Entretanto, em alguns casos, a escolha é mais simples. Para quem entrou antes de 2003, por exemplo, a migração costuma ser contra-indicada. “Como, para esse servidor, o benefício é baseado na integralidade do salário, a condição é muito mais favorável”, diz Carvalho. “Nunca encontrei nenhum caso no qual faltasse menos de 12 anos para a aposentadoria onde fosse recomendável a migração”, afirma Cassel.
Cautela
De maneira geral, é importante comparar se o benefício atual é superior ou inferior aos três pagamentos que o servidor tem direito ao migrar. Para Carvalho, “muitas vezes eles acabam sendo maior do que o benefício original”. Entretanto, ele recomenda esperar o máximo possível para tomar uma decisão. “Com os desdobramentos da reforma da previdência, o cenário tende a ficar mais claro, e a avaliação fica mais precisa. Mas o importante é fazer as contas, colocar na ponta do lápis.”
Já Cassel ressalta a importância de o servidor estar consciente de que a simulação do Funpresp pode não se concretizar: “A previdência complementar depende do investimento no mercado financeiro. São carteiras com um grau de risco mínimo, mas que estão sujeitas ao comportamento do mercado. Uma eventual quebra de rendimento pode acarretar perdas para o servidor”.

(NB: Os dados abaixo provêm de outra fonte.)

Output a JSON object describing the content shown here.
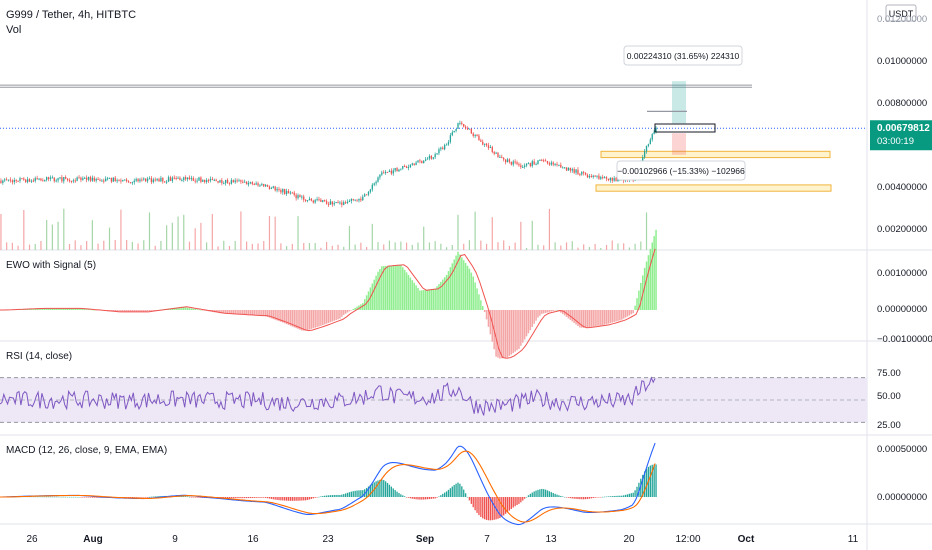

Outro risco a ser considerado é o de má-gestão e corrupção, diz Cassel, como ocorreu com outros fundos de empresas estatais, como a Petros, da Petrobras, e o Postalis, dos Correios, envolvidos recentemente em escândalos de corrupção. Em 2017, funcionários e aposentados da petrolífera começaram um pagamento que deve durar 18 anos para cobrir o rombo de R$ 27,7 bilhões deixado por maus investimentos. Já o Postalis foi alvo de uma nova operação da Polícia Federal, deflagrada neste mês, para apurar suspeitas de fraudes na instituição, que tem um rombo estimado de R$ 6 bilhões.
“Para reduzir esse risco, o processo seletivo da fundação deve ser mantido com rigor, o que tem sido feito até aqui. O servidor é o maior interessado na boa gestão, então deve se manter atento aos demonstrativos de rendimento pessoal e institucional dos investimentos.”
Ricardo Pena, o diretor-presidente do Funpresp, enumera uma série de ações que são tomadas para garantir a transparência da fundação. “Nós acabamos de passar por uma longa fiscalização da Superintendência Nacional de Previdência Complementar (Previc), que atribuiu nota 2 para a nossa governança, numa escala de 5 a 1, sendo 1 a maior nota. Além disso, a Entidade é fiscalizada anualmente pela Controladoria-Geral da União (CGU) e Tribunal de Contas da União (TCU)”.
Outra diferença ressaltada por Pena é o modelo previdenciário: a Funpresp funciona com contribuição definida, onde o participante tem uma conta individual e pode acompanhar seu próprio extrato. “Isso confere mais segurança e governança aos participantes da Funpresp. Também estimulamos o controle dos próprios participantes e prezamos por ter uma administração transparente. Nesse quesito, temos adotado pioneiramente a divulgação de vários atos, ações e atividades da entidade no nosso site e nos boletins destinados aos participantes e patrocinadores. Isso inclui todas as atas integrais dos órgãos colegiados, dando total publicidade às resoluções e deliberações.”